Capítulo treintaisiete.
Ella me miró fijamente: una mirada llena de angustia y dolor, mucho dolor.
—Por favor, no me interrumpas —musitó con voz apagada.
Yo tragué saliva y asentí lentamente. Amansa suspiró y se abrazó a ella misma mientras se sentaba en el suelo, frente a mí.
—Cuando yo era niña —jadeó—, vivía en una casa pequeña de madera. No era muy grande y en las noches hacía mucho frío, pero al menos si llovía no me mojaba. Tenía tres años, como mucho, pero lo recuerdo como si me hubiese sucedido apenas ayer.
›› Mamá estaba cansada —sonrió melancólica—. Nos parecemos mucho, excepto en el cabello y en los ojos. Era una mujer preciosa: enormes ojos verdes, cabello claro, unas mejillas rosadas, una piel clara y saludable; era alta, una figura increíblemente bien conservada y una sonrisa de ensueño —soltó una risilla triste—. Tenía el rostro lleno de pecas, como yo, pero las odiaba. Nunca le gustaron sus pecas. A mí sí: mamá era encantadora, incluso cuando algunas noches llegara ebria.
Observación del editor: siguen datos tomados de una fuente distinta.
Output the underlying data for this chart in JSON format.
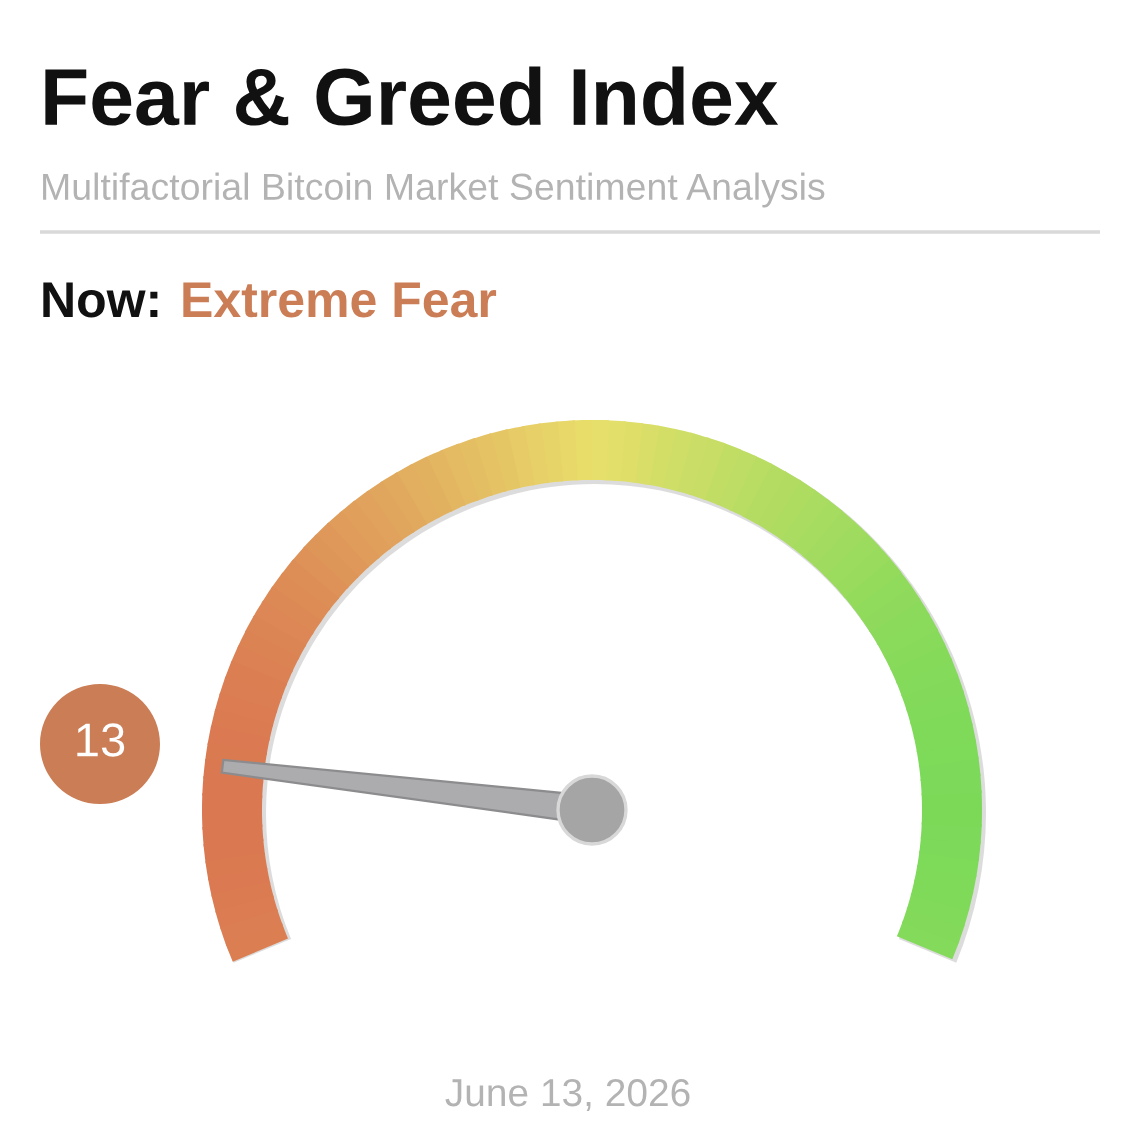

Incluso así era elegante y carismática.
››Sin embargo, esa noche llegó hecha una furia. A papá lo habían llevado a prisión —juntó las piernas y se abrazó a ella. Ella no me miraba, su vista estaba en el suelo—. Papá me daba miedo. Cuando mamá nos llevaba a verlo a la cárcel, gritaba mucho y decía cosas obscenas. Yo me escondía bajo la mesa y William, mi hermano gemelo, se reía de mí. Papá lo quería, lo trataba bien, pero a mí no. Me odiaba. Con el tiempo, mamá dejó de ir a visitarlo y William se enojó. Peleaba todo el día y a veces se descargaba conmigo.
Vi como las lágrimas comenzaron a brotar de sus ojos, pero las limpiaba con la misma rapidez con la que caían.
—Mamá no hacía nada. Bueno, si lo hacía al principio, pero pronto se cansó de las constantes quejumbres de un niño malcriado y molesto. Como papá ya no estaba para darle dinero, mamá comenzó a llevar hombres a la casa —hizo una mueca de disgusto—. Sexo a cambio de dinero.
››Con el tiempo, mamá fue consiguiendo dinero rápido y seguro, pero la invasión de hombres en su cama la fueron convirtiendo en una mujer fría, amargada e infeliz. William y yo pasamos a ser animales que debía alimentar cuando encontrara un tiempo. Cuando cumplimos cuatro años, William entraba y salía de la casa para buscar comida. Supongo que la robaba, porque nadie quería tener demasiado cerca a los hijos de un delincuente y una puta.
››William nunca compartió su comida conmigo, ni siquiera porque sabía que me estaba muriendo de hambre. Era su venganza: porque sabía que papá odiaba las visitas que le hacíamos solo porque yo iba con ellos.
Amanda volvió a secarse las lágrimas con violencia, como si el mero recuerdo le produjera una enorme amargura. Yo permanecía en silencio, tal como ella me había pedido. De todos modos estaba seguro de ser incapaz de decir palabra alguna.
—Recuerdo que mamá perdió la poca paciencia que tenía cuando cumplí los cinco años —el cuerpo le tembló a medida que se acariciaba con suavidad los cortes en la muñeca que una vez pude notar—. Recuerdo que tenía mucha hambre. Yo no era como William: tenía miedo a salir a la calle, que me atraparan robando, que llamaran a la policía, que mamá se enojara. Pero, de verdad, tenía mucha hambre.
››Mamá estaba en la cocina. Siempre cocinaba antes de ‘trabajar’ —tuerce la boca en lo que parece una sonrisa irónica—. Decía que necesita energías para su trabajo, porque era agotador.
Y por lo que pareció una eternidad, Amanda levantó la vista y me miró. Enarca una ceja, como si lo que acababa de contar le resultara gracioso, y agita la cabeza mientras suelta una risilla triste.